Anbar Governor Mohammed al-Halbusi, in an interview at his home in Baghdad, told Al-Monitor that local Sunni PMU members who had taken part in the fighting against IS numbered approximately 16,000 — “10,000 with salaries and 6,000 without” — and that there are plans to further reduce those receiving pay. Halbusi, however, wants to prevent a halt to salaries as he sees these forces as useful in protecting the region.
About Kata’ib al-Hamza, Halbusi said, “[They] are good fighters against IS. I can’t help them with a salary, but with food, health centers, a bit of money for them in the camps, I can, a bit. But I have 6,000 [others].”
Some of Abu Aya’s men have had arrest warrants issued against them, he and other sources have told Al-Monitor. One security official working in Anbar said the warrants were due to “political and tribal reasons.”
About those said to be wanted by the authorities, Abu Aya said, “The 8th Division [of the Iraqi army] put the names of Kata’ib al-Hamza heroes, [including] ones killed in the fight against IS, [on the list].”
On tribal grievances between the Albu Mahal and others, Abu Aya nevertheless said, “Our main problem is IS.” All issues with others are minor in comparison.

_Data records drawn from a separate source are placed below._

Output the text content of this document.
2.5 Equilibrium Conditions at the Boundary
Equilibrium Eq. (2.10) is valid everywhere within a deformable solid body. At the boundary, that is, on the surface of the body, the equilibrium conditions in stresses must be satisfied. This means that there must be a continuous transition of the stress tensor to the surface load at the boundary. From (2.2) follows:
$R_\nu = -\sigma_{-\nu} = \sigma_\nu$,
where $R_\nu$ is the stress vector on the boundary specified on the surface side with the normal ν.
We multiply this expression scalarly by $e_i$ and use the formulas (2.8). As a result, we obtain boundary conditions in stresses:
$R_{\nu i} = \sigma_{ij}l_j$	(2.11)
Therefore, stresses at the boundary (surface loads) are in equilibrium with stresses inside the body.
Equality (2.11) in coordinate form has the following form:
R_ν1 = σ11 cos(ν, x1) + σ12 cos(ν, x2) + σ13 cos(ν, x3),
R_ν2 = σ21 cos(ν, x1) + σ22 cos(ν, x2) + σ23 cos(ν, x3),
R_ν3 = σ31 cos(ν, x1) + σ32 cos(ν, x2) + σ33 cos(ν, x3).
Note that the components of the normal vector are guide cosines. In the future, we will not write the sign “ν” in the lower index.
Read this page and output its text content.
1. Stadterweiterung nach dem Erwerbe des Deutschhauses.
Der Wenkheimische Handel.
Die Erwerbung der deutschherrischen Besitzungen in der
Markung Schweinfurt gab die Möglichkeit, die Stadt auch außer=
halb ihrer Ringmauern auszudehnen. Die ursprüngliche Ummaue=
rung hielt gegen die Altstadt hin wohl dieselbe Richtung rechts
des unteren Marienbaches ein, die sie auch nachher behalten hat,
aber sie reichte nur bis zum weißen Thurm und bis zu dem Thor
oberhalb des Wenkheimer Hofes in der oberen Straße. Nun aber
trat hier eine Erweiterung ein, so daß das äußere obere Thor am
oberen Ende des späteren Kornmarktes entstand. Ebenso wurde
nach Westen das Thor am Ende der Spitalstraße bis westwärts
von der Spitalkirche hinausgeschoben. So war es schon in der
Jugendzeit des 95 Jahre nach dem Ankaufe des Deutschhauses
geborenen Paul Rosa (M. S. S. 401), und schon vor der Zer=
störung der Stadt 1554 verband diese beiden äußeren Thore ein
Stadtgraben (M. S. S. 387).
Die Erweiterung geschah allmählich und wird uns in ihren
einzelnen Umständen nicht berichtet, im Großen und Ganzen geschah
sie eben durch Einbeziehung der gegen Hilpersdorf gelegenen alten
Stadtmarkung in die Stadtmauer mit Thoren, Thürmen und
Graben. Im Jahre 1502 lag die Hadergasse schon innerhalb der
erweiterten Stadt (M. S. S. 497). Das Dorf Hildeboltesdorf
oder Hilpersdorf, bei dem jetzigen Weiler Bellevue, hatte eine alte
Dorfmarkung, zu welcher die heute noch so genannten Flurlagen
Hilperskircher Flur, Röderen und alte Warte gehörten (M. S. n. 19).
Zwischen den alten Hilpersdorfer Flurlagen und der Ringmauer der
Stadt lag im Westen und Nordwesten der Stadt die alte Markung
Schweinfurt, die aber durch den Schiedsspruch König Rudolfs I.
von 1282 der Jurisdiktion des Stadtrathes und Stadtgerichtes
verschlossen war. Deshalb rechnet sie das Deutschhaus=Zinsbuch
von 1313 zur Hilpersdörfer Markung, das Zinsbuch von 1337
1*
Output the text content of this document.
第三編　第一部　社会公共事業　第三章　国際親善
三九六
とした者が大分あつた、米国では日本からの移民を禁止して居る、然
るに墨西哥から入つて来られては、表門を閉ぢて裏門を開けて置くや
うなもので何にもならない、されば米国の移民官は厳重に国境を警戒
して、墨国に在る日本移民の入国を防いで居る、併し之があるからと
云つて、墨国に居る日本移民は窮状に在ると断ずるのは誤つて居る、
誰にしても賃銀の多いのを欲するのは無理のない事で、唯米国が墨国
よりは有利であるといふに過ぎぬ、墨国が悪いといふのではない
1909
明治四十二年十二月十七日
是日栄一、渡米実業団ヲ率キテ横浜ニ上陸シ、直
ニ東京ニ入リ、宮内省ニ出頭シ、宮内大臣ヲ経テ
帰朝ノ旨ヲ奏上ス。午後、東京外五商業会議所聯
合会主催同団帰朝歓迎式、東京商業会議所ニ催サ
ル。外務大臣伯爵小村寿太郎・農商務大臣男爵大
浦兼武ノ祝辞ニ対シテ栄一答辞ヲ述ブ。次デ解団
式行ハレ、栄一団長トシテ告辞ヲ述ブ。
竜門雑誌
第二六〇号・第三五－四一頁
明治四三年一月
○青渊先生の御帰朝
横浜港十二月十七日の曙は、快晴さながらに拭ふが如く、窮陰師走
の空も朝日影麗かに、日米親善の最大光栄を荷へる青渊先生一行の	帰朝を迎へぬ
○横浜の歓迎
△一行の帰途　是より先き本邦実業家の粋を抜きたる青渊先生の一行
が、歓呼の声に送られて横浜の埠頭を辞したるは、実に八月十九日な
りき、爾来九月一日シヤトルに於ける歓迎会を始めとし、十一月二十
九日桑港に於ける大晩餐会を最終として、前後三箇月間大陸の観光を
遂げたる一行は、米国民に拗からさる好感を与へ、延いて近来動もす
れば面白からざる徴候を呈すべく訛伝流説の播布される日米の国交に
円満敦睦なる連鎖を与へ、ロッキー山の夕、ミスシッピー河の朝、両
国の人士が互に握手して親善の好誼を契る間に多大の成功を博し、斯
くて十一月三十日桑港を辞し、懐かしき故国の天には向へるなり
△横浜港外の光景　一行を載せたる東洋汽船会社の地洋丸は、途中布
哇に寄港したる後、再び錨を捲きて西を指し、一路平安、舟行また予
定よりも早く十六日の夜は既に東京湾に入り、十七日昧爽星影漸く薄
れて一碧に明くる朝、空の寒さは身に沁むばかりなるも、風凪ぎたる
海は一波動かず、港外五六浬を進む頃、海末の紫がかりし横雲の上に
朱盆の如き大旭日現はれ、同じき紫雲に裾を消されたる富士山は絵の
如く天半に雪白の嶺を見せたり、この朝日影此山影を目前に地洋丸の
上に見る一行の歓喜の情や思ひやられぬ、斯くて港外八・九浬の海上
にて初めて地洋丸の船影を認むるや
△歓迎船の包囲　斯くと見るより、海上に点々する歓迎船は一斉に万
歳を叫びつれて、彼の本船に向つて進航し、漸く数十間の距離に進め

The most recent attacks in Ramadi have occurred in different tribal areas north of the city and have targeted the homes of men working with the security forces, sources in the city told Al-Monitor. What happens in Anbar and the porous border area will likely have repercussions across the rest of Iraq, with IS still frequently claiming attacks in Baghdad and elsewhere.